Winfield Courier, Thursday, August 13, 1885.

Sheriff McIntire came in from Harper Wednesday--with Willie Doane's bicycle, but without Brown, who broke out of Harper's corn-crib jail--a little wooden thing that wouldn't hold a mouse--and skipped. He will likely round up in Mead County, where his father and brother live. Sheriff McIntire has got a trap on the scent and will soon bring Brown in.

Winfield Courier, Thursday, August 13, 1885.

"It is not impossible that the stealing of bicycles will soon become a more common crime than horse-stealing," remarks the Wichita Beacon. "One has lately been stolen in this city, and in Winfield the COURIER reports that a fine new bicycle was taken from a barn and ridden off. In the latter case it is supposed the young thief is known. He has been tracked west, and the sheriff is after him, but as the thief is a good rider, he is likely to escape unless the electric wires can head him off. A good bicycle is worth from $60 to $140, and cost as much as the average horse, and though not so much in demand, or so salable, it has the advantage of being easily concealed. Owners of bicycles should see that their vehicles are safely secured when not in use.

Arkansas City Republican, February 20, 1886.

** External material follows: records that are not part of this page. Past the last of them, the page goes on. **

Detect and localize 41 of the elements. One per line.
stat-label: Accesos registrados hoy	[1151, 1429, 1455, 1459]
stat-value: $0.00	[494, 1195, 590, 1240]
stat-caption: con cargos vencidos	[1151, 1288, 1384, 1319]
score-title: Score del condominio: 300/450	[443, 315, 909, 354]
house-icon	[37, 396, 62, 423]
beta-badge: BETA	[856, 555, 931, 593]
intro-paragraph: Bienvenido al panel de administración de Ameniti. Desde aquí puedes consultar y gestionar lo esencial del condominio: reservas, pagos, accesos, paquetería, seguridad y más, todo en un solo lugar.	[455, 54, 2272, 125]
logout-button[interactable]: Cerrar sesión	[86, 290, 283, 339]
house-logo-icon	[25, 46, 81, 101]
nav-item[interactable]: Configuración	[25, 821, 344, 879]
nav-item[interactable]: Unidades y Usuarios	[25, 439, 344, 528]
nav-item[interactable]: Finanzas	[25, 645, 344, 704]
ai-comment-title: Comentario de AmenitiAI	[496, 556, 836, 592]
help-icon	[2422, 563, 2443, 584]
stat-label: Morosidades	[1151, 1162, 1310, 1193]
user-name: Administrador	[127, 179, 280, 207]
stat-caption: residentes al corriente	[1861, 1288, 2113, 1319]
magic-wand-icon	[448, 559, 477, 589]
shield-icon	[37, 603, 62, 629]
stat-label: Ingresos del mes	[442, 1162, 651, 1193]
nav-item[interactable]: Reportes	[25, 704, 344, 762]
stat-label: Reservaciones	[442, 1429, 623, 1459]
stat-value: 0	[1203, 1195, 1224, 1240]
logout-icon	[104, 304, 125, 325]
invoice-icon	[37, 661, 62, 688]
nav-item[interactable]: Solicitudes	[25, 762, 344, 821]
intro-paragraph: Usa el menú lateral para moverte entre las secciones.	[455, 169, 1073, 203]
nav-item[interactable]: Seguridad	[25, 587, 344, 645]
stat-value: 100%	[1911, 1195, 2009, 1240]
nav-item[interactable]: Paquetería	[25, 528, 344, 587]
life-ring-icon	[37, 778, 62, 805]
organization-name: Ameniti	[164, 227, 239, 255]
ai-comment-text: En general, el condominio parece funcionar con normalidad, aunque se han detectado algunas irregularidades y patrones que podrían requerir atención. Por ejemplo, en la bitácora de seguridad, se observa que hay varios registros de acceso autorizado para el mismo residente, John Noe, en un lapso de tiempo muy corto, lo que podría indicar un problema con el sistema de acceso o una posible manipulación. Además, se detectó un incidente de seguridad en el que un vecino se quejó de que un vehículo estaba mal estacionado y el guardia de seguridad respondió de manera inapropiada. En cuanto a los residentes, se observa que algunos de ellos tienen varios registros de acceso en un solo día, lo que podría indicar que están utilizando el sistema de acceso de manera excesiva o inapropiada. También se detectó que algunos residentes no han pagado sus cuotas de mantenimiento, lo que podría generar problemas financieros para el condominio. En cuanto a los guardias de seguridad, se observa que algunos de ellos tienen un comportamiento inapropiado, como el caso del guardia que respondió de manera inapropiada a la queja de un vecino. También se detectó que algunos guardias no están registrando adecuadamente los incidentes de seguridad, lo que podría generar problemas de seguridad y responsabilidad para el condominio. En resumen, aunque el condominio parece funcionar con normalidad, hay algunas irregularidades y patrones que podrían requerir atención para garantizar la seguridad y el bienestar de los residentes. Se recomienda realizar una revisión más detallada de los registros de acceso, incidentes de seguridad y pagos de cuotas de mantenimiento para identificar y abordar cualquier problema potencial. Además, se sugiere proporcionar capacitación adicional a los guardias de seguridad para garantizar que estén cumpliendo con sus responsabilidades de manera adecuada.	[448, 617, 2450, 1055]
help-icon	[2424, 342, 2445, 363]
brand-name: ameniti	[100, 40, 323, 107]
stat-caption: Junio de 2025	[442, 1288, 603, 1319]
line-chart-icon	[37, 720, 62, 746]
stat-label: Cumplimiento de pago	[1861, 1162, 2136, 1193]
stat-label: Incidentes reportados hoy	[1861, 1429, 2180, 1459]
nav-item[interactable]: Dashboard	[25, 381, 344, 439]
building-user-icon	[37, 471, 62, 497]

A good audience was drawn to Crawford's opera house last evening to witness the initial performance in Topeka of the "Jolly Voyagers" combination, headed by the celebrated Stirk family. The performance of the two adult males, Mrs. Stirk, and two little Stirks (the youngest, four years of age), were simply wonderful. They are the acknowledged leaders in trick and fancy bicycle riding, and have traveled with Barnum's and Sells's circuses. The performance as a whole was well received, and without a desire to slight their support, it must be said that the Stirk family deserve the greatest praise, and their stunts alone are worth going to see. Topeka Capital.

The above Company will appear in Highland Opera House next Thursday evening.

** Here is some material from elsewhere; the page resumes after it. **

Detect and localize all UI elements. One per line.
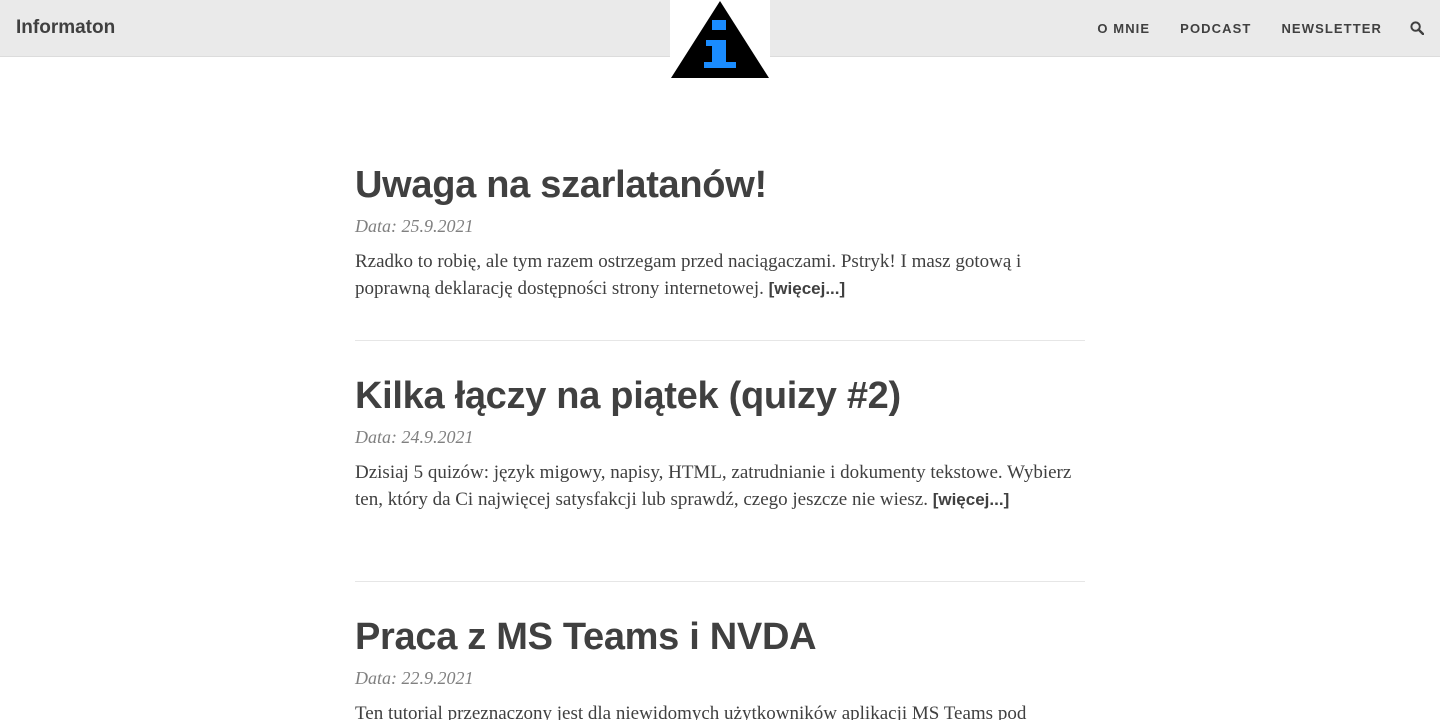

Arkansas City Republican, June 5, 1886.

Funny Things To See.

Frank Barnett riding his bicycle.


Arkansas City Republican, Saturday, June 19, 1886. From Thursday's Daily.

Probably the worst scare a horse can receive is when a bicycle comes gliding along aside of him. Only last evening a representative of the REPUBLICAN saw two ladies out driving when one of those "infernal machines" came noiselessly up beside the horse. It was with the greatest of difficulty they kept him from running away. In most cities to ride a bicycle on the main thoroughfare of the city is a finable offense. Perhaps, after these machines have been the cause of a runaway, the same law will be in effect in Arkansas City.